Bye bye Bouverie — a tribute to my first grown-up flat.

Camilla Petty
4 min readMar 2, 2018

The night I got the keys, a few friends came over to eat pizza. Zoe asked me how — and how much — I’d paid for it and I’d answered truthfully. She stood at the window, looking out onto the darkening street below, making me feel like I’d said too much. Finally, she turned back to the room, “You know,” she said, “You could bring really ugly men back here and no-one would ever know”.

The purchase had sort of happened around me — too big and complex to fully grasp. I’d been travelling a lot with work, and the variously required decisions and signatures had been made in the gaps between busy days in other time zones. So, after the pizza had been eaten and the friends departed, the place suddenly came into sharp focus. Every brick, every square inch, every unknown click or clunk, mine to take care of. Or ignore.

To begin with, I ignored it — sort of lived on the edge of it. Grown-up people gave me grown-up housewarming gifts — a vase, a Le Creuset, a set of dining chairs. But on my own — as I was most all of the time to begin with — I did my makeup kneeling on the floor by a mirror and ate my meals standing up next to the hob. It would be five years before I got a TV. When the Summer came, I sat on the front steps wearing pyjamas and sunglasses and wondered where it would all lead and not unaware of the image I created for passers-by. Poor little rich girl.

That same Summer, for both the first and (likely) last time in my life, I had stayed out until the early morning, returning home only to shower and change before going in to work. The place was light and bright and I left feeling energised and without a care. In the afternoon, a phone call from my neighbour — a break in. I rushed home, but paused at the front door sobbing, unable to face the reality — the bricks and inches I’d failed to protect. The break-in was bad, but the aftermath was worse. Like the vase and Le Creuset, the grown-up advice had also been set aside. I had no home insurance, no alarm system, and had left two windows open to let the lightness and brightness in. I can’t even bare to write down what I lost. But after that, I didn’t ignore it any longer. I started to take care better care of the things there, and better care of myself.
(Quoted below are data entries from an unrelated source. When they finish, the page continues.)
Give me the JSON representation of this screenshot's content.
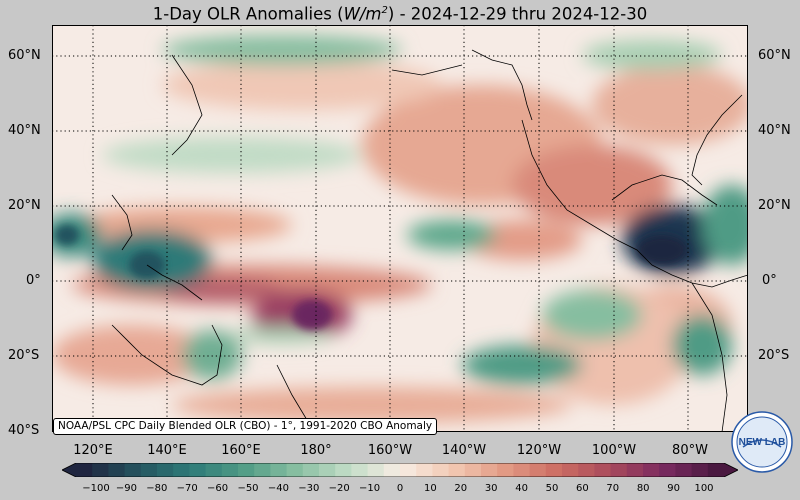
{
  "title": {
    "prefix": "1-Day OLR Anomalies (",
    "unit_base": "W/m",
    "unit_exp": "2",
    "suffix": ") - 2024-12-29 thru 2024-12-30"
  },
  "map": {
    "projection": "equirectangular",
    "lon_range": [
      "110°E",
      "60°W"
    ],
    "lat_range": [
      "40°S",
      "67°N"
    ],
    "grid_lines": "dotted",
    "lat_labels": [
      "60°N",
      "40°N",
      "20°N",
      "0°",
      "20°S",
      "40°S"
    ],
    "lon_labels": [
      "120°E",
      "140°E",
      "160°E",
      "180°",
      "160°W",
      "140°W",
      "120°W",
      "100°W",
      "80°W"
    ]
  },
  "credit": "NOAA/PSL CPC Daily Blended OLR (CBO) - 1°, 1991-2020 CBO Anomaly",
  "colorbar": {
    "ticks": [
      "−100",
      "−90",
      "−80",
      "−70",
      "−60",
      "−50",
      "−40",
      "−30",
      "−20",
      "−10",
      "0",
      "10",
      "20",
      "30",
      "40",
      "50",
      "60",
      "70",
      "80",
      "90",
      "100"
    ],
    "colors": [
      "#1f2540",
      "#24535e",
      "#2d7a78",
      "#4f9b85",
      "#86bea0",
      "#c1dcc6",
      "#f7ece4",
      "#f2c9b3",
      "#e29a84",
      "#cc6d62",
      "#a84a5c",
      "#7a2a60",
      "#4a1840"
    ]
  },
  "logo": "NEW LAB"
}
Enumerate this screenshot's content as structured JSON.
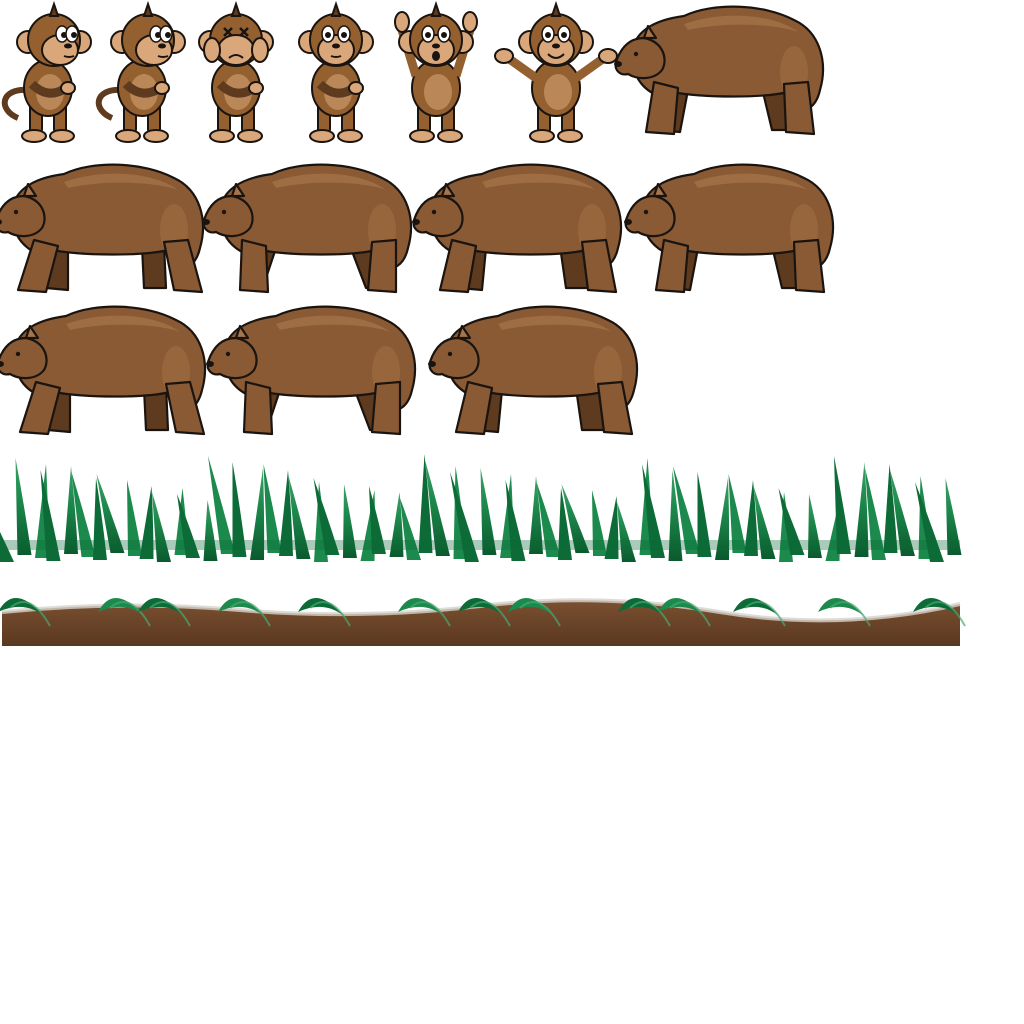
{
  "sheet": {
    "background": "#ffffff",
    "colors": {
      "outline": "#1a1410",
      "fur": "#8a5a34",
      "fur_dark": "#5e3a1e",
      "fur_light": "#a8754a",
      "monkey_face": "#d9a77a",
      "monkey_fur": "#94602f",
      "grass_dark": "#0c6b37",
      "grass_mid": "#1d8a4d",
      "grass_light": "#48a872",
      "soil": "#6a4428",
      "soil_dark": "#4d2f1a"
    }
  },
  "sprites": {
    "monkeys": [
      {
        "pose": "walk-right-1",
        "face": "side"
      },
      {
        "pose": "walk-right-2",
        "face": "side"
      },
      {
        "pose": "dizzy",
        "face": "x-eyes"
      },
      {
        "pose": "arms-crossed",
        "face": "front"
      },
      {
        "pose": "hands-up",
        "face": "surprised"
      },
      {
        "pose": "arms-out",
        "face": "happy"
      }
    ],
    "bears": [
      {
        "frame": 1,
        "gait": "stand"
      },
      {
        "frame": 2,
        "gait": "walk-a"
      },
      {
        "frame": 3,
        "gait": "walk-b"
      },
      {
        "frame": 4,
        "gait": "walk-c"
      },
      {
        "frame": 5,
        "gait": "walk-d"
      },
      {
        "frame": 6,
        "gait": "walk-e"
      },
      {
        "frame": 7,
        "gait": "walk-f"
      },
      {
        "frame": 8,
        "gait": "walk-g"
      }
    ],
    "tiles": [
      {
        "name": "grass-strip"
      },
      {
        "name": "ground-strip"
      }
    ]
  }
}
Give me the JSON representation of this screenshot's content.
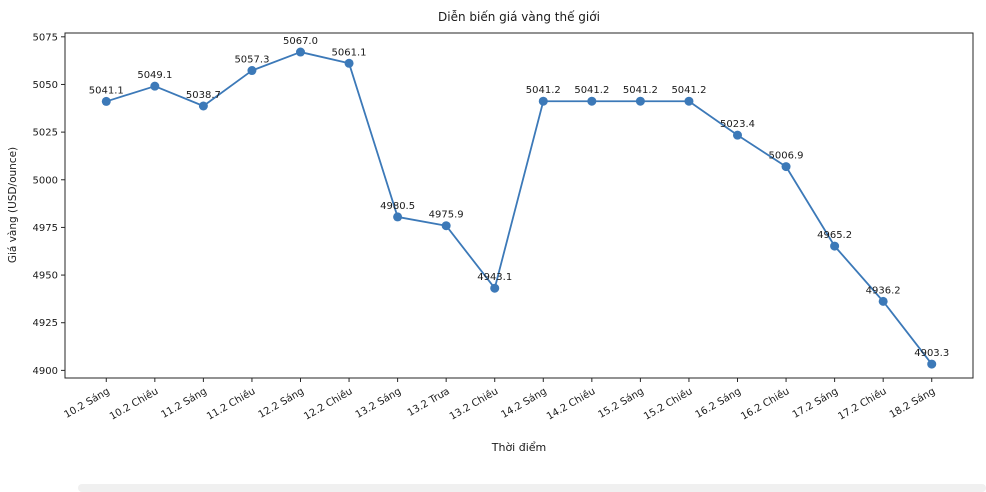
{
  "title": "Diễn biến giá vàng thế giới",
  "chart_data": {
    "type": "line",
    "title": "Diễn biến giá vàng thế giới",
    "xlabel": "Thời điểm",
    "ylabel": "Giá vàng (USD/ounce)",
    "categories": [
      "10.2 Sáng",
      "10.2 Chiều",
      "11.2 Sáng",
      "11.2 Chiều",
      "12.2 Sáng",
      "12.2 Chiều",
      "13.2 Sáng",
      "13.2 Trưa",
      "13.2 Chiều",
      "14.2 Sáng",
      "14.2 Chiều",
      "15.2 Sáng",
      "15.2 Chiều",
      "16.2 Sáng",
      "16.2 Chiều",
      "17.2 Sáng",
      "17.2 Chiều",
      "18.2 Sáng"
    ],
    "values": [
      5041.1,
      5049.1,
      5038.7,
      5057.3,
      5067.0,
      5061.1,
      4980.5,
      4975.9,
      4943.1,
      5041.2,
      5041.2,
      5041.2,
      5041.2,
      5023.4,
      5006.9,
      4965.2,
      4936.2,
      4903.3
    ],
    "point_labels": [
      "5041.1",
      "5049.1",
      "5038.7",
      "5057.3",
      "5067.0",
      "5061.1",
      "4980.5",
      "4975.9",
      "4943.1",
      "5041.2",
      "5041.2",
      "5041.2",
      "5041.2",
      "5023.4",
      "5006.9",
      "4965.2",
      "4936.2",
      "4903.3"
    ],
    "yticks": [
      4900,
      4925,
      4950,
      4975,
      5000,
      5025,
      5050,
      5075
    ],
    "ylim": [
      4896,
      5077
    ],
    "grid": false,
    "legend": "none",
    "line_color": "#3c79b8",
    "marker_color": "#3c79b8",
    "spine_color": "#262626",
    "text_color": "#1a1a1a"
  }
}
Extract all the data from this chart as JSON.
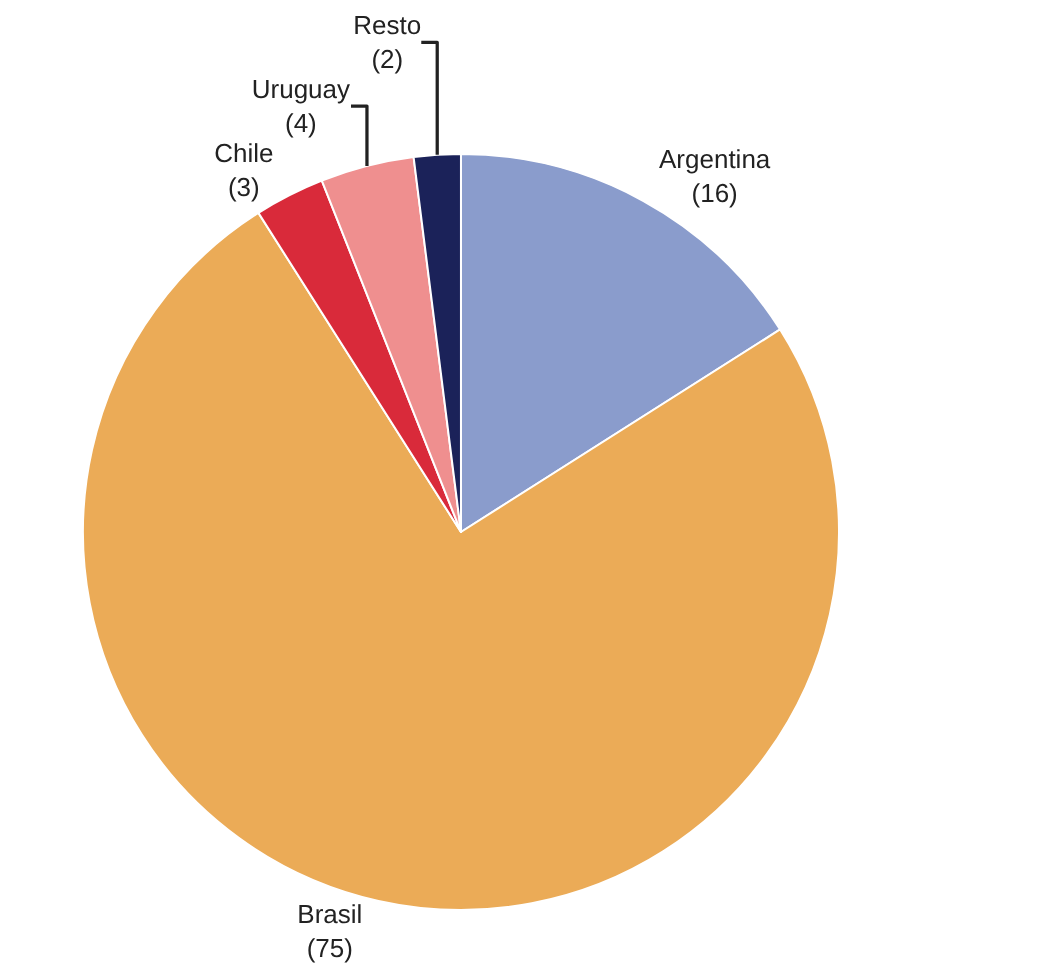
{
  "chart_data": {
    "type": "pie",
    "categories": [
      "Argentina",
      "Brasil",
      "Chile",
      "Uruguay",
      "Resto"
    ],
    "values": [
      16,
      75,
      3,
      4,
      2
    ],
    "colors": [
      "#8a9ccc",
      "#ebab57",
      "#d92a3a",
      "#ef8f8f",
      "#1b2259"
    ],
    "value_labels": [
      "(16)",
      "(75)",
      "(3)",
      "(4)",
      "(2)"
    ],
    "legend": false
  }
}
For a while, it became a shared resource. While I travelled, others came to camp out — to have a break from their flat shares and ex’s. Ellen, Vicky, Laura, Rebecca. Each leaving a waft of their perfume in the air and some nice trace of themselves that I then adopted. A cute mug, fancy hand soap, an ironing board. I started to fill the place with my own grown-up things and with art and artefacts made or passed along by family and friends. I kept it clean and tidy — enjoying finding it just as I left it. In those intervening years: many dinners, many conversations, many dance moves, many tears, many hours drifting from room to room, many unseen things.

When he first moved in I grieved terribly. “Like a transplant being rejected by the body”, he said. The fantasy of living with a loved one, momentarily displaced by the reality of sharing what had been a distinctly, intentionally solo space. The clicks and clunks now replaced by another’s existence if not right beside me then always just here, and there, and over there. As is his way, he was far kinder to me than I could be to him but, with time and with love, the place became ours. The stage on which we played out the first act of us.

When the For Sale sign went up, I felt sick at the thought of relinquishing it to someone else. I’d hoped to hang on to it, to rent it out until I had and raised my own girl to pass it (and the famous pink tiles in the kitchen) on to. But finances won’t allow, and who knows if I’ll even have a girl, or if she’d even want a flat. And so it goes, gone to the people who looked round once, at night, and made an offer there and then.

I subscribe to the idea of a Room of One’s Own. I had three rooms of my own which I filled with thoughts and ideas and, ultimately a life so rich I burst out of them, and no longer needed them. So on we move, where there will be other rooms and maybe one will be my own, if the mortgage will stretch.